Он спит и не замечает, что Вероника подходит все ближе. Она встает у изголовья и смотрит на него. У нее бледное лицо, губы вытянуты в тонкую линию. Вероника заносит руку, и что-то блестит в свете луны, что-то холодное и острое. Кухонные ножницы? Нож? У меня перехватывает дыхание. Она поднимает глаза, наши взгляды встречаются, Вероника видит меня, понимает, что я там, рядом. «Это случится, – слышу я ее мысли. – Не сейчас, не так, но скоро».
Тебе меня не остановить.
Ее голос у меня в горле, ее слова срываются с моего языка. Слишком поздно я понимаю, что попала в расставленную ловушку, оказалась втянутой в ее мрачные тайны. Она поймала меня, связала, и назад пути уже нет. Меня все глубже и глубже затягивает на дно. Черная жижа проникает в каждую пору, залепляет глаза и рот, грозит поглотить меня. Я не могу дышать, скоро все кончится. Скоро все кончится. Если я этого хочу.
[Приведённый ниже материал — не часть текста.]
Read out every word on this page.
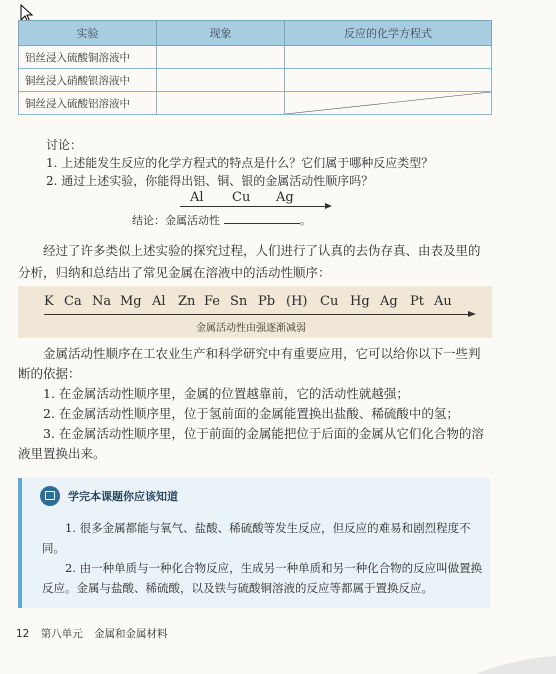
实验	现象	反应的化学方程式
铝丝浸入硫酸铜溶液中		
铜丝浸入硝酸银溶液中		
铜丝浸入硫酸铝溶液中		
讨论：
1. 上述能发生反应的化学方程式的特点是什么？它们属于哪种反应类型？
2. 通过上述实验，你能得出铝、铜、银的金属活动性顺序吗？
Al Cu Ag
结论：金属活动性	。
经过了许多类似上述实验的探究过程，人们进行了认真的去伪存真、由表及里的分析，归纳和总结出了常见金属在溶液中的活动性顺序：
K Ca Na Mg Al Zn Fe Sn Pb (H) Cu Hg Ag Pt Au
金属活动性由强逐渐减弱

金属活动性顺序在工农业生产和科学研究中有重要应用，它可以给你以下一些判断的依据：

1. 在金属活动性顺序里，金属的位置越靠前，它的活动性就越强；

2. 在金属活动性顺序里，位于氢前面的金属能置换出盐酸、稀硫酸中的氢；

3. 在金属活动性顺序里，位于前面的金属能把位于后面的金属从它们化合物的溶液里置换出来。

学完本课题你应该知道

1. 很多金属都能与氧气、盐酸、稀硫酸等发生反应，但反应的难易和剧烈程度不同。

2. 由一种单质与一种化合物反应，生成另一种单质和另一种化合物的反应叫做置换反应。金属与盐酸、稀硫酸，以及铁与硫酸铜溶液的反应等都属于置换反应。

12 第八单元 金属和金属材料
Я просыпаюсь от собственного крика.
– Я хотел спросить, не поможете ли вы мне кое с чем?
Лео стоит у меня под дверью. Носком ботинка выводит круги на земле. Я дрожу от холодного утреннего воздуха. Я вообще не хотела открывать, прекрасно зная, какое представляю собой зрелище с опухшим лицом и полопавшимися сосудами в глазах. Но тревога взяла надо мной вверх. Что, если что-то случилось, если ему нужна помощь? Откуда эта тревога? Что вызвало ее? Может, то, что Лео рассказал мне, а может, сцена ссоры между Филипом и Вероникой на кухне, а может, мои ночные кошмары. Скорее все вместе.